SÃO PAULO, SP (FOLHAPRESS) – Um quarto da população brasileira fica o equivalente a uma semana sem internet todo mês. Isso acontece porque 45% dos usuários mais pobres (classes C, D e E) possuem planos de telefonia móvel que se esgotam antes de o mês acabar. A duração média de um pacote é de 23 dias, mas chega a 19 dias entre os mais vulneráveis.
Os dados são de uma pesquisa sobre hábitos de uso e navegação na rede realizada pelo Instituto Locomotiva e pelo Idec (Instituto de Defesa do Consumidor). As informações foram coletadas por telefone de 26 de julho a 12 de agosto, com mil pessoas.
A amostra é de homens e mulheres com 16 anos ou mais que acessam a internet pelo celular e estão nas classes C, D e E, proporcionalmente distribuídas conforme os parâmetros da Pnad (Pesquisa Nacional por Amostra de Domicílios), do IBGE (Instituto Brasileiro de Geografia e Estatística). A margem de erro é de 3,1 pontos percentuais.
É possível concluir que essas pessoas ficam sem internet porque 91% delas usam o smartphone como principal dispositivo de acesso. Se ficam sem plano móvel, portanto, ficam sem internet. O computador de mesa e o notebook representam 3% e 4% do acesso, respectivamente.
Wi-fi público, privado ou roteamento de internet de outros celulares são as alternativas dessa população que fica privada de acesso por sete dias ou mais.
A última TIC Domicílios, do Cetic (Centro de Estudos sobre as Tecnologias da Informação e da Comunicação) aponta para dados semelhantes: 90% dos usuários da faixa D e E conectam-se à internet somente por do celular. Na classe C, o índice cai para 58%.
O gasto médio mensal com planos de dados é de R$ 43 (R$ 33 entre os que possuem pré-pago, mesmo valor médio dos usuários da classe D e E).
O acesso à internet cresce a cada ano no Brasil e ele só tem espaço para avançar entre os mais pobres, já que as faixas A e B estão 100% contempladas. Embora 83% dos domicílios tenham alguma conexão, ela acontece de modo desigual: a força do sinal difere de centros para periferias, que têm menos antenas, e as regiões remotas têm infraestrutura de fibra precária ou inexistente se comparadas às metrópoles.

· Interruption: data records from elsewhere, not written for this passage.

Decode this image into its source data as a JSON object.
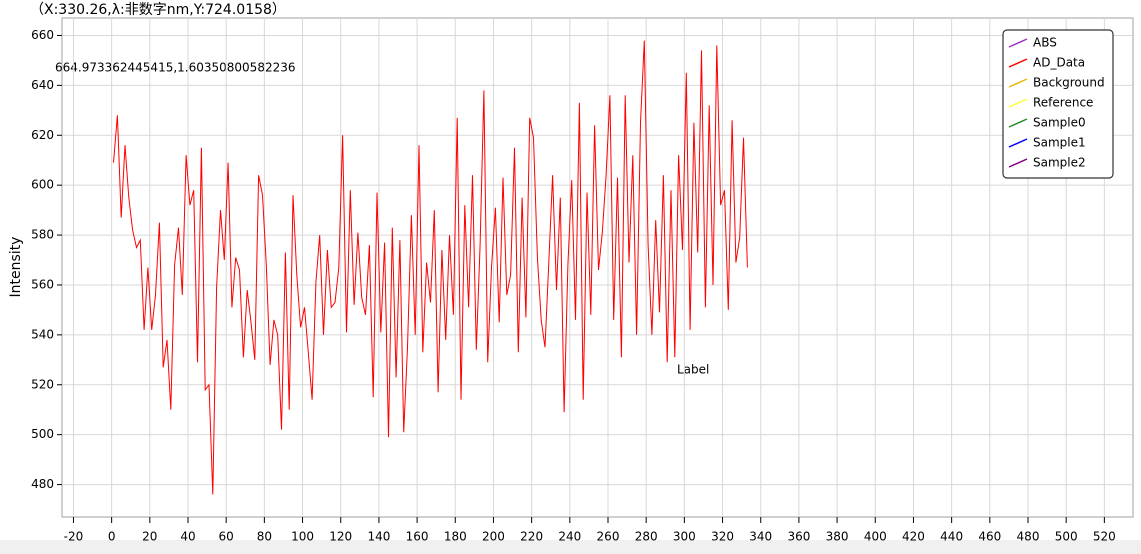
{
  "chart_data": {
    "type": "line",
    "annotations": [
      "（X:330.26,λ:非数字nm,Y:724.0158）",
      "664.973362445415,1.60350800582236",
      "Label"
    ],
    "y_label": "Intensity",
    "xlim": [
      -26,
      535
    ],
    "ylim": [
      467,
      667
    ],
    "xticks": [
      -20,
      0,
      20,
      40,
      60,
      80,
      100,
      120,
      140,
      160,
      180,
      200,
      220,
      240,
      260,
      280,
      300,
      320,
      340,
      360,
      380,
      400,
      420,
      440,
      460,
      480,
      500,
      520
    ],
    "yticks": [
      480,
      500,
      520,
      540,
      560,
      580,
      600,
      620,
      640,
      660
    ],
    "grid": true,
    "legend": "top-right",
    "series": [
      {
        "name": "ABS",
        "color": "#9b30c0",
        "x": [],
        "values": []
      },
      {
        "name": "AD_Data",
        "color": "#ff0000",
        "x": [
          1,
          3,
          5,
          7,
          9,
          11,
          13,
          15,
          17,
          19,
          21,
          23,
          25,
          27,
          29,
          31,
          33,
          35,
          37,
          39,
          41,
          43,
          45,
          47,
          49,
          51,
          53,
          55,
          57,
          59,
          61,
          63,
          65,
          67,
          69,
          71,
          73,
          75,
          77,
          79,
          81,
          83,
          85,
          87,
          89,
          91,
          93,
          95,
          97,
          99,
          101,
          103,
          105,
          107,
          109,
          111,
          113,
          115,
          117,
          119,
          121,
          123,
          125,
          127,
          129,
          131,
          133,
          135,
          137,
          139,
          141,
          143,
          145,
          147,
          149,
          151,
          153,
          155,
          157,
          159,
          161,
          163,
          165,
          167,
          169,
          171,
          173,
          175,
          177,
          179,
          181,
          183,
          185,
          187,
          189,
          191,
          193,
          195,
          197,
          199,
          201,
          203,
          205,
          207,
          209,
          211,
          213,
          215,
          217,
          219,
          221,
          223,
          225,
          227,
          229,
          231,
          233,
          235,
          237,
          239,
          241,
          243,
          245,
          247,
          249,
          251,
          253,
          255,
          257,
          259,
          261,
          263,
          265,
          267,
          269,
          271,
          273,
          275,
          277,
          279,
          281,
          283,
          285,
          287,
          289,
          291,
          293,
          295,
          297,
          299,
          301,
          303,
          305,
          307,
          309,
          311,
          313,
          315,
          317,
          319,
          321,
          323,
          325,
          327,
          329,
          331,
          333
        ],
        "values": [
          609,
          628,
          587,
          616,
          595,
          582,
          575,
          578,
          542,
          567,
          542,
          556,
          585,
          527,
          538,
          510,
          568,
          583,
          556,
          612,
          592,
          598,
          529,
          615,
          518,
          520,
          476,
          559,
          590,
          570,
          609,
          551,
          571,
          566,
          531,
          558,
          545,
          530,
          604,
          596,
          568,
          528,
          546,
          540,
          502,
          573,
          510,
          596,
          564,
          543,
          551,
          533,
          514,
          561,
          580,
          540,
          574,
          551,
          553,
          567,
          620,
          541,
          598,
          552,
          581,
          555,
          548,
          576,
          515,
          597,
          541,
          577,
          499,
          583,
          523,
          578,
          501,
          535,
          588,
          540,
          616,
          533,
          569,
          553,
          590,
          517,
          574,
          538,
          580,
          548,
          627,
          514,
          592,
          551,
          604,
          534,
          576,
          638,
          529,
          567,
          591,
          545,
          603,
          556,
          564,
          615,
          533,
          595,
          547,
          627,
          619,
          571,
          546,
          535,
          569,
          604,
          558,
          595,
          509,
          568,
          602,
          546,
          633,
          514,
          597,
          548,
          624,
          566,
          581,
          604,
          636,
          546,
          603,
          531,
          636,
          569,
          612,
          540,
          625,
          658,
          576,
          540,
          586,
          549,
          604,
          529,
          598,
          531,
          612,
          574,
          645,
          542,
          625,
          573,
          654,
          551,
          632,
          560,
          656,
          592,
          598,
          550,
          626,
          569,
          579,
          619,
          567
        ]
      },
      {
        "name": "Background",
        "color": "#e6b800",
        "x": [],
        "values": []
      },
      {
        "name": "Reference",
        "color": "#ffff33",
        "x": [],
        "values": []
      },
      {
        "name": "Sample0",
        "color": "#228b22",
        "x": [],
        "values": []
      },
      {
        "name": "Sample1",
        "color": "#0000ff",
        "x": [],
        "values": []
      },
      {
        "name": "Sample2",
        "color": "#800080",
        "x": [],
        "values": []
      }
    ]
  }
}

A pesquisa mostra que, diante da falta de internet, 66% já deixaram de realizar alguma atividade online, como pesquisar se uma informação recebida era notícia falsa (30%), acompanhar aulas ou cursos (35%), acessar serviços públicos (33%), transferir dinheiro (43%), agendar um exame (28%), acessar um serviço de saúde (31%) ou buscar informações sobre a Covid-19 (36%).
“A conectividade é um meio de democratizar o acesso à informação e esse acesso diferenciado acentua o gap educacional entre os mais pobres e os mais ricos. Os microempreendedores que sobreviveram na pandemia tinham internet para vender em lojas virtuais, para oferecer seus serviços por aplicativo”, afirma Renato Meirelles, presidente do Locomotiva. “Já o jovem pobre teve dez dias a menos de estudo.”
A modalidade de acesso à internet não é um problema solitário na desigualdade digital. A quantidade de computadores e celulares por casa e o tipo de aparelho usado também impactam a rotina das famílias. Computador ou o laptop se mostraram essenciais para atividades mais recorrentes durante a pandemia.
Segundo Fabio Senne, coordenador de pesquisas do Cetic.br/NIC.br, 90% dos usuários mais pobres acessam a internet somente pelo celular. “Não tem teletrabalho ou ensino remoto assim. Apenas 13% dessa classe fez algum uso de computador para usar a internet”, diz.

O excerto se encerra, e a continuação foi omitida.